Critic of scientific view

An acceptable risk is rather cultural thing not technical
Risks that cover many people should be accepted or rejected democratically, not by few experts because experts may have hidden agendas.

Problem of liability
In many cases there are several sources of exposure. It is very difficult or even impossible to show that just this source was behind these adverse effects. For example, it took several years to find tobacco industry guilty.

Inestimable damages
Some things are just inestimable. How much you should be paid if you got a cancer? Many people think that f.e. their children's health and money are incommensurable.

Risk perception and nature of risk

Control
If people have control over risk they are more likely to accept a higher risk.

Voluntariness
If risks are imposed on people they are less likely to accept them. You really should ask people's opinion before placing a nuclear plant in a neighbourhood unless you enjoy fierce resistance.

Dread
People are afraid of catastrophes like a nuclear disaster. They don't accept that kind of risk even if the likelihood of occurrance is very low.

Fairness
There are risks that only few people carry but many people enjoy the benefits. Not in my backyard is a typical behaviour when people see that risks and benefits are not in a balance.

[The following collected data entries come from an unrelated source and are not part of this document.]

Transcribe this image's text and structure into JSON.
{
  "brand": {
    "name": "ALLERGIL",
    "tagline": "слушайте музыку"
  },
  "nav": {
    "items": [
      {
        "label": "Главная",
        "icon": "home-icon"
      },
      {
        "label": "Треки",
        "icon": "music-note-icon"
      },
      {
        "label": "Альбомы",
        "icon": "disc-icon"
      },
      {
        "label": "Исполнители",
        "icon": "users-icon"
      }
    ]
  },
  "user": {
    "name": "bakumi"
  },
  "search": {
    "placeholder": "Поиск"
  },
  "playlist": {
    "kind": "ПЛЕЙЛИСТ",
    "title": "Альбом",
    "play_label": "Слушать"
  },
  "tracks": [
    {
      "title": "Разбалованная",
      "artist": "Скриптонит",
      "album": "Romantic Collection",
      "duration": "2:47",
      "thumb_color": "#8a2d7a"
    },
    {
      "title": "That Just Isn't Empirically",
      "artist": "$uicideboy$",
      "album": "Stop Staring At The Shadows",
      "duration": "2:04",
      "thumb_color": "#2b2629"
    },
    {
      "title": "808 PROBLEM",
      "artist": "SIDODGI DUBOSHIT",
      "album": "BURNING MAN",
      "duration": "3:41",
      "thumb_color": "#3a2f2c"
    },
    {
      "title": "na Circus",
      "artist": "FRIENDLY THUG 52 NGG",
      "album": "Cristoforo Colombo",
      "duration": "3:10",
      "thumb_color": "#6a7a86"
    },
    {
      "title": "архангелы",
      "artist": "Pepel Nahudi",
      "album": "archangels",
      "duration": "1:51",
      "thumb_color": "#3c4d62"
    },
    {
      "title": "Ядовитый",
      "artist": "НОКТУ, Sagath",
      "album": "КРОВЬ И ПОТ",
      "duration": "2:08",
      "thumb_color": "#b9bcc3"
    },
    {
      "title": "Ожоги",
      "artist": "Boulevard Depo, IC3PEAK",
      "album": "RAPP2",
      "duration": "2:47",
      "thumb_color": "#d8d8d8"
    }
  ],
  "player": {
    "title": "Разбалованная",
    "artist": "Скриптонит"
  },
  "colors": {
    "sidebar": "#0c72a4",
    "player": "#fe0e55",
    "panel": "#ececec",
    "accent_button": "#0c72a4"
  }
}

Ease of reduction of exposure
If the level of exposure cannot be lowered people are less likely to accept the risk.

Observable risk
People can see that rope dancing is dangerous but they cannot observe, say, magnetic fields. If a person suspects that magnetic fields may cause adverse effects it will be hard times for the sources of exposure.

Familiriaty
Familiriaty of phenomenon linked to risk plays a great deal in risk perception. The more you know about phenomenon more likely you accept the risk.

New risk
People are afraid of new things. Think about Luddites!

Delayed effects
People want to see immediate results. If there are delayed adverse effects, like developing cancer, the risk is hardly accepted.

Cultural background factor

Cultural acceptability
People are not atomized individuals. Many risks are culturally accepted or rejected. For example, we accept potential risks of aspartame and other food additives but we hardly accept some risks of tribal rites.

Age
Older people tend to perceive risks higher than younger ones. Suicidal teens cannot even think getting paralyzed when parachuting.

Education
Higher education is linked with perception of lower risks.

Media
Hyped risks are perceived bigger than they really are. For example, when there's a plane crash there will be big headlines but a car accident gets hardly mentioned. That's why many people are afraid of flying.

Gender
Women tend to think risks are higher. Men are less likely to bother.

View of life
It surprises me a bit but some studies have found the link between person's view of life and perception of risks. There are quite a few possible ways to categorize these groups but just to name one, people who are more individualistic perceive risks lower than those who favor communalism.

For further information you may see writings by Paul Slovic and Mary Douglas. Information above is gathered from several sources, mainly in Finnish.